We could definately feel a transition of people since we entered siberia – it was all a little more rugged.
When the van closed we bought 4 beers “to go” although you cant legally drink them anywhere and went to one of those hallways between the train carriages and started drinking. The conductor came out and saw us drink but as we had caught her smoke (which is also not ok) she didnt really mind. We had a common understanding that things were okay 🙂 Two russians came out and we talked to them – one of them was a policeman and he was very proud that he had not smoked for 9 years.
After that we went to bed and slept like babies. Especially me. I had gotten used to the train life that I just keep on sleeping. I had fallen into a trance where all you do is sleep – maybe 12 hours everyday. It was great and very relaxing except for the fact that I was always tired! Everytime there was a little break in stuff to do I took a little break in the top bunk (remember how i mentioned how that gives you flexibility).

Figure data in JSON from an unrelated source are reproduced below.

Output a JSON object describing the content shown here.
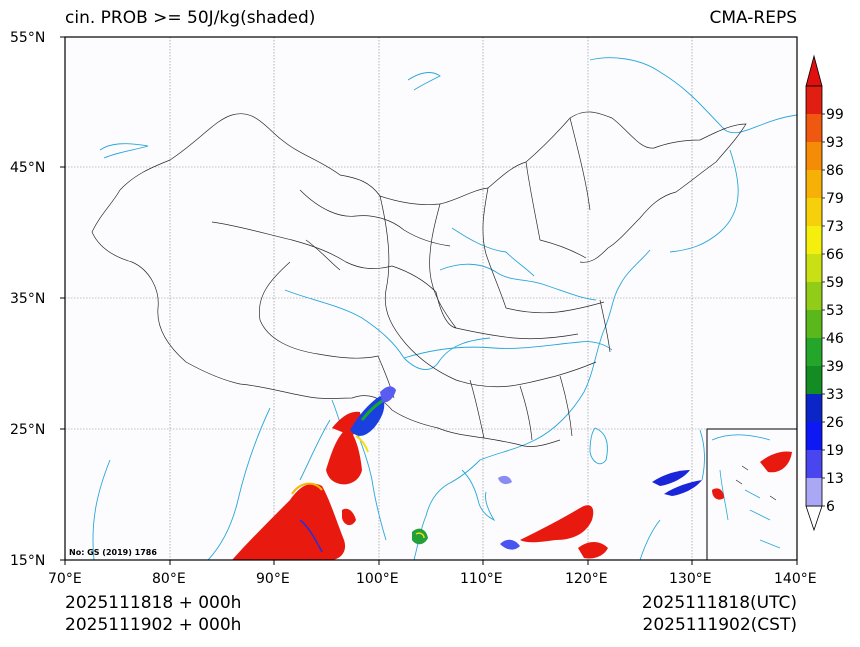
{
  "header": {
    "title": "cin. PROB >= 50J/kg(shaded)",
    "model": "CMA-REPS"
  },
  "map": {
    "lon_range": [
      70,
      140
    ],
    "lat_range": [
      15,
      55
    ],
    "lon_ticks": [
      "70°E",
      "80°E",
      "90°E",
      "100°E",
      "110°E",
      "120°E",
      "130°E",
      "140°E"
    ],
    "lat_ticks": [
      "55°N",
      "45°N",
      "35°N",
      "25°N",
      "15°N"
    ],
    "map_number": "No: GS (2019) 1786"
  },
  "legend": {
    "levels": [
      "6",
      "13",
      "19",
      "26",
      "33",
      "39",
      "46",
      "53",
      "59",
      "66",
      "73",
      "79",
      "86",
      "93",
      "99"
    ],
    "colors": [
      "#aaa8f4",
      "#4a46ef",
      "#0d18f4",
      "#0b25c6",
      "#148c24",
      "#24a62a",
      "#5ab71c",
      "#90cc18",
      "#c8e014",
      "#f4ef0c",
      "#f6d00a",
      "#f7b006",
      "#f48c08",
      "#ee5810",
      "#e01e12"
    ],
    "over_color": "#e01010",
    "under_color": "#ffffff"
  },
  "footer": {
    "init_line1": "2025111818  +  000h",
    "init_line2": "2025111902  +  000h",
    "valid_utc": "2025111818(UTC)",
    "valid_cst": "2025111902(CST)"
  }
}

Well, when I woke up the third day it was also our last and the two russian boys, ilya and pasha joined us for uno which they seemed to enjoy very much. I learned the colours of Uno: red, blue, green, red in russian and they learned them in english. We also played with Katja, while Olga (the mother) was watching.
Here they are:
Safely arriving to Irkutsk we said goodbye to a surprinsingly large number of russians that seemed to know us: The roommates, the nextdoor neighbours, a random guy that knew us, the two russian kids, their father, their mother, the germans, the conductor, the uzbekistans next door, the policeman from the hallway, his brother, two fishermen from the restaurant van and a few others. We felt kinda included and I was actually a little sad to be leaving “already” 🙂
We found our way to our hostel in about 10 mins – we do russian trams like pros now – and got in:
Inside, our next door host Olga (as the hostel was booked we stayed at a homestay next door) came to pick us up and after some quick food we went to bed.
Today (the morning the next day) we will go see Irkutsk and maybe take a day trip to listvyanka. Tomorrow we’ll meet up for a full day tour to lake baikal with one of the germans we met in moscow (hopefully if all works out) but I’m getting ahead of myself – we’ll get to that!